If you want to better understand the current SBCERS pension crisis you have to know where to look and what you are looking at.Santa Barbara County has attempted to deal with the PENSIONS unfunded liability for the past 24 years by contributing an additional 55% (yearly average) above the required normal level. While at the same time the pension now reports earning an outstanding 8.5% yearly compound return on investments for the same time period. The current pension deficit values just do not seem possible based on those two factors alone, but wait I have more.
To verify the 8.5% 24 year compound average returns on investments go to the 2011 Valuation report @ http://sbcers-trustee.com/Documents/2011-10-26-002b-BOR-ActuarialValuationJune30,2011.pdf And review the SBCERS Pensions 24 year Compound Investment Return average found on page 26. I wonder why that data was not included in the just released 2011 COMPREHENSIVE ANNUAL FINANCIAL REPORT Fiscal Year Ended June 30, 2011 which you can find @ http://sbcers-trustee.com/Documents/2011-12-14-013c-BOR-2011CAFR.pdf
http://www.countyofsb.org/uploadedFiles/SBC/RPAAC/C%20-%20Employer-Employee%20History%20of%20Costs.pdf Page six of this report represents the Employer Cost History for the SBCERS Pension paid by the County.
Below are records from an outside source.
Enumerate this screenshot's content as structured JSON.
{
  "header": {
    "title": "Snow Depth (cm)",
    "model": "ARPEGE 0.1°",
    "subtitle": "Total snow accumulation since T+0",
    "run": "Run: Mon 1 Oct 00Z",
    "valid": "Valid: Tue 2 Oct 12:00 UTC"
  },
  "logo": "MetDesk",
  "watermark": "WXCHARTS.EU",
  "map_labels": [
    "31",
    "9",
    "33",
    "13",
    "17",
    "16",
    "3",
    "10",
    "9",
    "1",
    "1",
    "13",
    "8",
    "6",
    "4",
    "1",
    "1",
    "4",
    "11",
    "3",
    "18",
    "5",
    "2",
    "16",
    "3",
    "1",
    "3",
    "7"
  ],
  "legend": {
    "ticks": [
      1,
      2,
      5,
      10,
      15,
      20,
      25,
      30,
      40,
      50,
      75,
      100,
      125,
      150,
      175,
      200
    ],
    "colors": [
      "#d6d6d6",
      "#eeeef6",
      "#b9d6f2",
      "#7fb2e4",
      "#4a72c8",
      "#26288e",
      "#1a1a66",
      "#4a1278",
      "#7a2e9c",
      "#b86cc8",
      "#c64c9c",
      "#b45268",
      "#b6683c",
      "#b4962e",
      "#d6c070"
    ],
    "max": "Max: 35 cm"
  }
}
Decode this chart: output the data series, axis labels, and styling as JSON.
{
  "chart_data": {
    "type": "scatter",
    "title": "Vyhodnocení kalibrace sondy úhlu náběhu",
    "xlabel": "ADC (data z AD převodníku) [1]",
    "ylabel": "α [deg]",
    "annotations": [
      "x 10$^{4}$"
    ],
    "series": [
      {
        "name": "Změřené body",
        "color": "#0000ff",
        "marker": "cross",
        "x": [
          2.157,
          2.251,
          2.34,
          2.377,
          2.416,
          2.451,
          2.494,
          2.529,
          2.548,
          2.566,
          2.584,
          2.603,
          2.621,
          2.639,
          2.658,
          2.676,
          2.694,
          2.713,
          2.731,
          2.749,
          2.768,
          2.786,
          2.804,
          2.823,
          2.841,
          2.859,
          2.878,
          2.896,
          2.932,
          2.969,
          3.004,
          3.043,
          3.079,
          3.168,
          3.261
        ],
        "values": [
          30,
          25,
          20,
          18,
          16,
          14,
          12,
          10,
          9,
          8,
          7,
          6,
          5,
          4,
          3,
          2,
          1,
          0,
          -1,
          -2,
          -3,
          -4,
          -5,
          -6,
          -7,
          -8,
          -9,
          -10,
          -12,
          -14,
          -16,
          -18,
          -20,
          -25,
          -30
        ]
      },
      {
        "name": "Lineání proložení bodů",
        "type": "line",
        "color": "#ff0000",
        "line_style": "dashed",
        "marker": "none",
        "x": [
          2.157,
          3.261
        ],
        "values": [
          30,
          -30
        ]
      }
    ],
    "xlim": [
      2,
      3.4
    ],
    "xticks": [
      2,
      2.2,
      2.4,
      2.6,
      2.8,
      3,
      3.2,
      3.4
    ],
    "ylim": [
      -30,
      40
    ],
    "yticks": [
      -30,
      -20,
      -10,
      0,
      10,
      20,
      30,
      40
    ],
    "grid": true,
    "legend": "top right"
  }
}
This pension cost history document was created and used in 2009. Based on the contribution levels claimed under the “Normal’ and ‘Unfunded’ levels in this document, I was able to determine that Santa Barbara County has been contributing above the normal rate by a 24 yearly average of 55%. This document also gives past funding and unfunded levels starting with December 31st 1986. Based on other documents I am about to share with you we cannot trust the reported values in this 2009 History of Cost report.
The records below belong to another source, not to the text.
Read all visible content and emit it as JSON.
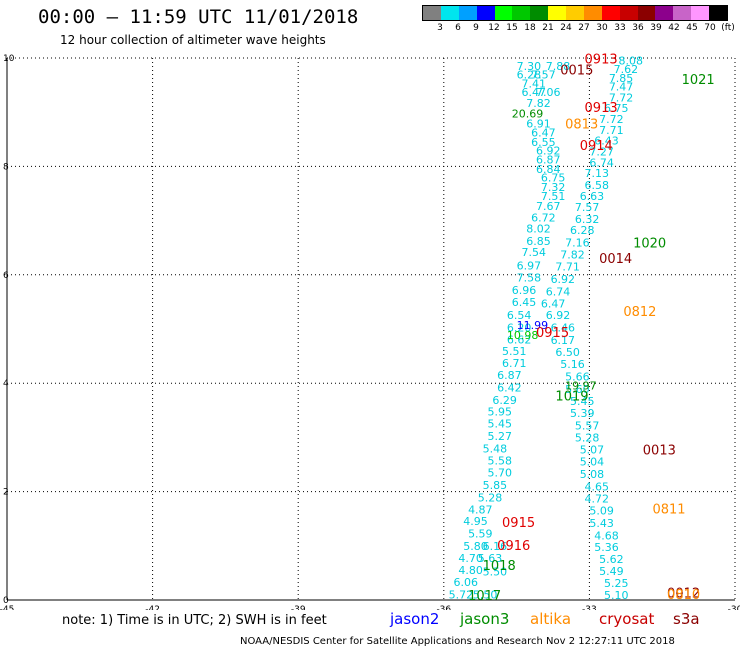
{
  "header": {
    "title": "00:00 – 11:59 UTC 11/01/2018",
    "subtitle": "12 hour collection of altimeter wave heights"
  },
  "colorbar": {
    "colors": [
      "#808080",
      "#00e5ee",
      "#00a0ff",
      "#0000ff",
      "#00ff00",
      "#00c800",
      "#008c00",
      "#ffff00",
      "#ffcc00",
      "#ff8c00",
      "#ff0000",
      "#c80000",
      "#8b0000",
      "#8c008c",
      "#c864c8",
      "#ff96ff",
      "#000000"
    ],
    "labels": [
      "3",
      "6",
      "9",
      "12",
      "15",
      "18",
      "21",
      "24",
      "27",
      "30",
      "33",
      "36",
      "39",
      "42",
      "45",
      "70",
      "(ft)"
    ]
  },
  "chart_data": {
    "type": "scatter",
    "title": "00:00 – 11:59 UTC 11/01/2018",
    "subtitle": "12 hour collection of altimeter wave heights",
    "xlim": [
      -45,
      -30
    ],
    "ylim": [
      0,
      10
    ],
    "xticks": [
      -45,
      -42,
      -39,
      -36,
      -33,
      -30
    ],
    "xtick_labels": [
      "-45",
      "-42",
      "-39",
      "-36",
      "-33",
      "-30"
    ],
    "yticks": [
      0,
      2,
      4,
      6,
      8,
      10
    ],
    "ytick_labels": [
      "0",
      "2",
      "4",
      "6",
      "8",
      "10"
    ],
    "grid": true,
    "series": [
      {
        "name": "jason2",
        "color": "#0000ff"
      },
      {
        "name": "jason3",
        "color": "#008c00"
      },
      {
        "name": "altika",
        "color": "#ff8c00"
      },
      {
        "name": "cryosat",
        "color": "#c80000"
      },
      {
        "name": "s3a",
        "color": "#8b0000"
      }
    ],
    "points": [
      {
        "x": -34.5,
        "y": 9.78,
        "v": "7.30",
        "c": "#00ccdd"
      },
      {
        "x": -33.9,
        "y": 9.78,
        "v": "7.88",
        "c": "#00ccdd"
      },
      {
        "x": -34.5,
        "y": 9.62,
        "v": "6.28",
        "c": "#00ccdd"
      },
      {
        "x": -34.2,
        "y": 9.62,
        "v": "7.57",
        "c": "#00ccdd"
      },
      {
        "x": -34.4,
        "y": 9.46,
        "v": "7.41",
        "c": "#00ccdd"
      },
      {
        "x": -34.4,
        "y": 9.3,
        "v": "6.47",
        "c": "#00ccdd"
      },
      {
        "x": -34.1,
        "y": 9.3,
        "v": "7.06",
        "c": "#00ccdd"
      },
      {
        "x": -34.3,
        "y": 9.1,
        "v": "7.82",
        "c": "#00ccdd"
      },
      {
        "x": -34.6,
        "y": 8.9,
        "v": "20.69",
        "c": "#008c00"
      },
      {
        "x": -34.3,
        "y": 8.72,
        "v": "6.91",
        "c": "#00ccdd"
      },
      {
        "x": -34.2,
        "y": 8.55,
        "v": "6.47",
        "c": "#00ccdd"
      },
      {
        "x": -34.2,
        "y": 8.38,
        "v": "6.55",
        "c": "#00ccdd"
      },
      {
        "x": -34.1,
        "y": 8.22,
        "v": "6.92",
        "c": "#00ccdd"
      },
      {
        "x": -34.1,
        "y": 8.05,
        "v": "6.87",
        "c": "#00ccdd"
      },
      {
        "x": -34.1,
        "y": 7.88,
        "v": "6.84",
        "c": "#00ccdd"
      },
      {
        "x": -34.0,
        "y": 7.72,
        "v": "6.75",
        "c": "#00ccdd"
      },
      {
        "x": -34.0,
        "y": 7.55,
        "v": "7.32",
        "c": "#00ccdd"
      },
      {
        "x": -34.0,
        "y": 7.38,
        "v": "7.51",
        "c": "#00ccdd"
      },
      {
        "x": -34.1,
        "y": 7.2,
        "v": "7.67",
        "c": "#00ccdd"
      },
      {
        "x": -34.2,
        "y": 6.98,
        "v": "6.72",
        "c": "#00ccdd"
      },
      {
        "x": -34.3,
        "y": 6.78,
        "v": "8.02",
        "c": "#00ccdd"
      },
      {
        "x": -34.3,
        "y": 6.55,
        "v": "6.85",
        "c": "#00ccdd"
      },
      {
        "x": -34.4,
        "y": 6.35,
        "v": "7.54",
        "c": "#00ccdd"
      },
      {
        "x": -34.5,
        "y": 6.1,
        "v": "6.97",
        "c": "#00ccdd"
      },
      {
        "x": -34.5,
        "y": 5.88,
        "v": "7.58",
        "c": "#00ccdd"
      },
      {
        "x": -34.6,
        "y": 5.65,
        "v": "6.96",
        "c": "#00ccdd"
      },
      {
        "x": -34.6,
        "y": 5.42,
        "v": "6.45",
        "c": "#00ccdd"
      },
      {
        "x": -34.7,
        "y": 5.18,
        "v": "6.54",
        "c": "#00ccdd"
      },
      {
        "x": -34.7,
        "y": 4.95,
        "v": "6.20",
        "c": "#00ccdd"
      },
      {
        "x": -34.7,
        "y": 4.73,
        "v": "6.62",
        "c": "#00ccdd"
      },
      {
        "x": -34.8,
        "y": 4.52,
        "v": "5.51",
        "c": "#00ccdd"
      },
      {
        "x": -34.8,
        "y": 4.3,
        "v": "6.71",
        "c": "#00ccdd"
      },
      {
        "x": -34.9,
        "y": 4.08,
        "v": "6.87",
        "c": "#00ccdd"
      },
      {
        "x": -34.9,
        "y": 3.85,
        "v": "6.42",
        "c": "#00ccdd"
      },
      {
        "x": -35.0,
        "y": 3.62,
        "v": "6.29",
        "c": "#00ccdd"
      },
      {
        "x": -35.1,
        "y": 3.4,
        "v": "5.95",
        "c": "#00ccdd"
      },
      {
        "x": -35.1,
        "y": 3.18,
        "v": "5.45",
        "c": "#00ccdd"
      },
      {
        "x": -35.1,
        "y": 2.95,
        "v": "5.27",
        "c": "#00ccdd"
      },
      {
        "x": -35.2,
        "y": 2.72,
        "v": "5.48",
        "c": "#00ccdd"
      },
      {
        "x": -35.1,
        "y": 2.5,
        "v": "5.58",
        "c": "#00ccdd"
      },
      {
        "x": -35.1,
        "y": 2.28,
        "v": "5.70",
        "c": "#00ccdd"
      },
      {
        "x": -35.2,
        "y": 2.05,
        "v": "5.85",
        "c": "#00ccdd"
      },
      {
        "x": -35.3,
        "y": 1.82,
        "v": "5.28",
        "c": "#00ccdd"
      },
      {
        "x": -35.5,
        "y": 1.6,
        "v": "4.87",
        "c": "#00ccdd"
      },
      {
        "x": -35.6,
        "y": 1.38,
        "v": "4.95",
        "c": "#00ccdd"
      },
      {
        "x": -35.5,
        "y": 1.15,
        "v": "5.59",
        "c": "#00ccdd"
      },
      {
        "x": -35.6,
        "y": 0.92,
        "v": "5.80",
        "c": "#00ccdd"
      },
      {
        "x": -35.7,
        "y": 0.7,
        "v": "4.70",
        "c": "#00ccdd"
      },
      {
        "x": -35.7,
        "y": 0.48,
        "v": "4.80",
        "c": "#00ccdd"
      },
      {
        "x": -35.8,
        "y": 0.26,
        "v": "6.06",
        "c": "#00ccdd"
      },
      {
        "x": -35.9,
        "y": 0.03,
        "v": "5.72",
        "c": "#00ccdd"
      },
      {
        "x": -35.4,
        "y": 0.03,
        "v": "5.50",
        "c": "#00ccdd"
      },
      {
        "x": -35.3,
        "y": 0.7,
        "v": "5.63",
        "c": "#00ccdd"
      },
      {
        "x": -35.2,
        "y": 0.92,
        "v": "6.16",
        "c": "#00ccdd"
      },
      {
        "x": -35.2,
        "y": 0.45,
        "v": "5.50",
        "c": "#00ccdd"
      },
      {
        "x": -32.4,
        "y": 9.88,
        "v": "8.08",
        "c": "#00ccdd"
      },
      {
        "x": -32.5,
        "y": 9.72,
        "v": "7.62",
        "c": "#00ccdd"
      },
      {
        "x": -32.6,
        "y": 9.56,
        "v": "7.85",
        "c": "#00ccdd"
      },
      {
        "x": -32.6,
        "y": 9.4,
        "v": "7.47",
        "c": "#00ccdd"
      },
      {
        "x": -32.6,
        "y": 9.2,
        "v": "7.72",
        "c": "#00ccdd"
      },
      {
        "x": -32.7,
        "y": 9.0,
        "v": "6.75",
        "c": "#00ccdd"
      },
      {
        "x": -32.8,
        "y": 8.8,
        "v": "7.72",
        "c": "#00ccdd"
      },
      {
        "x": -32.8,
        "y": 8.6,
        "v": "7.71",
        "c": "#00ccdd"
      },
      {
        "x": -32.9,
        "y": 8.4,
        "v": "6.43",
        "c": "#00ccdd"
      },
      {
        "x": -33.0,
        "y": 8.2,
        "v": "7.27",
        "c": "#00ccdd"
      },
      {
        "x": -33.0,
        "y": 8.0,
        "v": "6.74",
        "c": "#00ccdd"
      },
      {
        "x": -33.1,
        "y": 7.8,
        "v": "7.13",
        "c": "#00ccdd"
      },
      {
        "x": -33.1,
        "y": 7.58,
        "v": "6.58",
        "c": "#00ccdd"
      },
      {
        "x": -33.2,
        "y": 7.38,
        "v": "6.63",
        "c": "#00ccdd"
      },
      {
        "x": -33.3,
        "y": 7.18,
        "v": "7.57",
        "c": "#00ccdd"
      },
      {
        "x": -33.3,
        "y": 6.96,
        "v": "6.32",
        "c": "#00ccdd"
      },
      {
        "x": -33.4,
        "y": 6.75,
        "v": "6.28",
        "c": "#00ccdd"
      },
      {
        "x": -33.5,
        "y": 6.52,
        "v": "7.16",
        "c": "#00ccdd"
      },
      {
        "x": -33.6,
        "y": 6.3,
        "v": "7.82",
        "c": "#00ccdd"
      },
      {
        "x": -33.7,
        "y": 6.08,
        "v": "7.71",
        "c": "#00ccdd"
      },
      {
        "x": -33.8,
        "y": 5.85,
        "v": "6.92",
        "c": "#00ccdd"
      },
      {
        "x": -33.9,
        "y": 5.62,
        "v": "6.74",
        "c": "#00ccdd"
      },
      {
        "x": -34.0,
        "y": 5.4,
        "v": "6.47",
        "c": "#00ccdd"
      },
      {
        "x": -33.9,
        "y": 5.18,
        "v": "6.92",
        "c": "#00ccdd"
      },
      {
        "x": -33.8,
        "y": 4.95,
        "v": "6.46",
        "c": "#00ccdd"
      },
      {
        "x": -33.8,
        "y": 4.72,
        "v": "6.17",
        "c": "#00ccdd"
      },
      {
        "x": -33.7,
        "y": 4.5,
        "v": "6.50",
        "c": "#00ccdd"
      },
      {
        "x": -33.6,
        "y": 4.28,
        "v": "5.16",
        "c": "#00ccdd"
      },
      {
        "x": -33.5,
        "y": 4.05,
        "v": "5.66",
        "c": "#00ccdd"
      },
      {
        "x": -33.5,
        "y": 3.82,
        "v": "5.60",
        "c": "#00ccdd"
      },
      {
        "x": -33.4,
        "y": 3.6,
        "v": "5.45",
        "c": "#00ccdd"
      },
      {
        "x": -33.4,
        "y": 3.38,
        "v": "5.39",
        "c": "#00ccdd"
      },
      {
        "x": -33.3,
        "y": 3.15,
        "v": "5.57",
        "c": "#00ccdd"
      },
      {
        "x": -33.3,
        "y": 2.92,
        "v": "5.28",
        "c": "#00ccdd"
      },
      {
        "x": -33.2,
        "y": 2.7,
        "v": "5.07",
        "c": "#00ccdd"
      },
      {
        "x": -33.2,
        "y": 2.48,
        "v": "5.04",
        "c": "#00ccdd"
      },
      {
        "x": -33.2,
        "y": 2.25,
        "v": "5.08",
        "c": "#00ccdd"
      },
      {
        "x": -33.1,
        "y": 2.02,
        "v": "4.65",
        "c": "#00ccdd"
      },
      {
        "x": -33.1,
        "y": 1.8,
        "v": "4.72",
        "c": "#00ccdd"
      },
      {
        "x": -33.0,
        "y": 1.58,
        "v": "5.09",
        "c": "#00ccdd"
      },
      {
        "x": -33.0,
        "y": 1.35,
        "v": "5.43",
        "c": "#00ccdd"
      },
      {
        "x": -32.9,
        "y": 1.12,
        "v": "4.68",
        "c": "#00ccdd"
      },
      {
        "x": -32.9,
        "y": 0.9,
        "v": "5.36",
        "c": "#00ccdd"
      },
      {
        "x": -32.8,
        "y": 0.68,
        "v": "5.62",
        "c": "#00ccdd"
      },
      {
        "x": -32.8,
        "y": 0.46,
        "v": "5.49",
        "c": "#00ccdd"
      },
      {
        "x": -32.7,
        "y": 0.24,
        "v": "5.25",
        "c": "#00ccdd"
      },
      {
        "x": -32.7,
        "y": 0.02,
        "v": "5.10",
        "c": "#00ccdd"
      },
      {
        "x": -34.5,
        "y": 5.0,
        "v": "11.99",
        "c": "#0000ff"
      },
      {
        "x": -34.7,
        "y": 4.82,
        "v": "10.98",
        "c": "#00c800"
      },
      {
        "x": -33.5,
        "y": 3.88,
        "v": "19.97",
        "c": "#008c00"
      }
    ],
    "labels": [
      {
        "x": -33.1,
        "y": 9.9,
        "t": "0913",
        "c": "#e00000"
      },
      {
        "x": -33.6,
        "y": 9.7,
        "t": "0015",
        "c": "#8b0000"
      },
      {
        "x": -31.1,
        "y": 9.52,
        "t": "1021",
        "c": "#008c00"
      },
      {
        "x": -33.1,
        "y": 9.0,
        "t": "0913",
        "c": "#e00000"
      },
      {
        "x": -33.5,
        "y": 8.7,
        "t": "0813",
        "c": "#ff8c00"
      },
      {
        "x": -33.2,
        "y": 8.3,
        "t": "0914",
        "c": "#e00000"
      },
      {
        "x": -32.1,
        "y": 6.5,
        "t": "1020",
        "c": "#008c00"
      },
      {
        "x": -32.8,
        "y": 6.22,
        "t": "0014",
        "c": "#8b0000"
      },
      {
        "x": -32.3,
        "y": 5.24,
        "t": "0812",
        "c": "#ff8c00"
      },
      {
        "x": -34.1,
        "y": 4.85,
        "t": "0915",
        "c": "#e00000"
      },
      {
        "x": -33.7,
        "y": 3.68,
        "t": "1019",
        "c": "#008c00"
      },
      {
        "x": -31.9,
        "y": 2.68,
        "t": "0013",
        "c": "#8b0000"
      },
      {
        "x": -31.7,
        "y": 1.6,
        "t": "0811",
        "c": "#ff8c00"
      },
      {
        "x": -34.8,
        "y": 1.35,
        "t": "0915",
        "c": "#e00000"
      },
      {
        "x": -34.9,
        "y": 0.92,
        "t": "0916",
        "c": "#e00000"
      },
      {
        "x": -35.2,
        "y": 0.55,
        "t": "1018",
        "c": "#008c00"
      },
      {
        "x": -35.5,
        "y": 0.0,
        "t": "1017",
        "c": "#008c00"
      },
      {
        "x": -31.4,
        "y": 0.05,
        "t": "0012",
        "c": "#8b0000"
      },
      {
        "x": -31.4,
        "y": 0.02,
        "t": "0810",
        "c": "#ff8c00"
      }
    ]
  },
  "note": "note: 1) Time is in UTC; 2) SWH is in feet",
  "legend": [
    {
      "label": "jason2",
      "color": "#0000ff"
    },
    {
      "label": "jason3",
      "color": "#008c00"
    },
    {
      "label": "altika",
      "color": "#ff8c00"
    },
    {
      "label": "cryosat",
      "color": "#c80000"
    },
    {
      "label": "s3a",
      "color": "#8b0000"
    }
  ],
  "footer": "NOAA/NESDIS Center for Satellite Applications and Research   Nov  2 12:27:11 UTC 2018"
}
I was able to find on Wall Street and verified through our State Controller’s archived audits. That Santa Barbara County elected officials originally reported to both that the SBCERS pension was at least 100% funded in 1986 and 1991. So if the SBCERS pension fund was a 100% funded in either of those years we now have a few serious problems. As you can clearly see in this document taken from a 1991 bond offering by Santa Barbara County the values being reported differ greatly from the 2009 cost history above for 12/86 and 12/88. https://magicinsantabarbara.files.wordpress.com/2011/08/92bondmarketsbcountyfullyfundedpension.png
The next issue that has been created because of my irrefutable findings is again with the values being reported in the 2009 Employer Pension Cost History. This chart reports funding ratios that drastically differ from those found in the State Controllers archived reports. The 2009 history of cost chart shows that on 12/31/86 our SBCERS pension was only 67.10% funded yet the archived State Controllers Audit shows the fund to be 102% funded. The 2009 report claims the pension was only 67.20% funded on 12/88 while the archived Controllers Audit for shows a 91.00% funded value. Again we have another huge discrepancy between the two sources for 12/31/90. The 2009 document shows a 61.40% funded vs. the Controllers reported 82.9% level.
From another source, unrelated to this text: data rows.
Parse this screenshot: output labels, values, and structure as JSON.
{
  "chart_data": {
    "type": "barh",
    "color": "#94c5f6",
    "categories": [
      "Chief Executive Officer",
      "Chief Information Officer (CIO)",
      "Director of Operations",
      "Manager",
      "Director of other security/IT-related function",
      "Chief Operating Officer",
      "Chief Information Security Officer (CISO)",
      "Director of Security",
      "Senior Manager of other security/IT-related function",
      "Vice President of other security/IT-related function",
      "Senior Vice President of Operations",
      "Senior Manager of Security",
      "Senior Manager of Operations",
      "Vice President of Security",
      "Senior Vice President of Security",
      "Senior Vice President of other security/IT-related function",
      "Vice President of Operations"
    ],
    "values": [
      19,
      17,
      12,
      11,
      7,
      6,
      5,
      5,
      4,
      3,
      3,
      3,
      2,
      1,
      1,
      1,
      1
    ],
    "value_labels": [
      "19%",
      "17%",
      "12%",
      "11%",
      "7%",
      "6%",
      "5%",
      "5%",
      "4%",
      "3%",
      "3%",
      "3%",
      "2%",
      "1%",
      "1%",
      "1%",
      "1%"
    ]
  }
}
Please keep in mind that regardless of the differences in values and funded levels the same source provided all the different figures, our Santa Barbara County Elected Officials.
The change in values clearly occurred between 1995/96 and 1996/97. Review this 1995/96 State Controllers report found @ https://magicinsantabarbara.files.wordpress.com/2011/07/1995-962.pdf . All the data in it matches the higher values found with the State Controller and Wall Street. However just one year later again in State Controllers report @ . https://magicinsantabarbara.files.wordpress.com/2011/07/1996-971.pdf . The SBCERS pension values now magically match with this 2009 history of cost document. http://www.countyofsb.org/uploadedFiles/SBC/RPAAC/C%20-%20Employer-Employee%20History%20of%20Costs.pdf . So why was the pension values and funded levels retroactively altered and by whom?
If you take the time to review the documents and follow along with my concerns in order I am sure you will come to have the same concerns as I. In review I am questioning how If you start with a 100% fully funded pension value. Then you contribute yearly 155% of the normal required contribution rate. While earning an outstanding 8.5% compounded yearly return on investments.be anything but currently fully funded and with a huge reserve . IT IS JUST NOT MATHEMATICALLY POSSIBLE FOR THE PENSION TO BE ANYTHING ELSE!
S.B.C.C.C. The place where COMMON SENSE never goes out of style!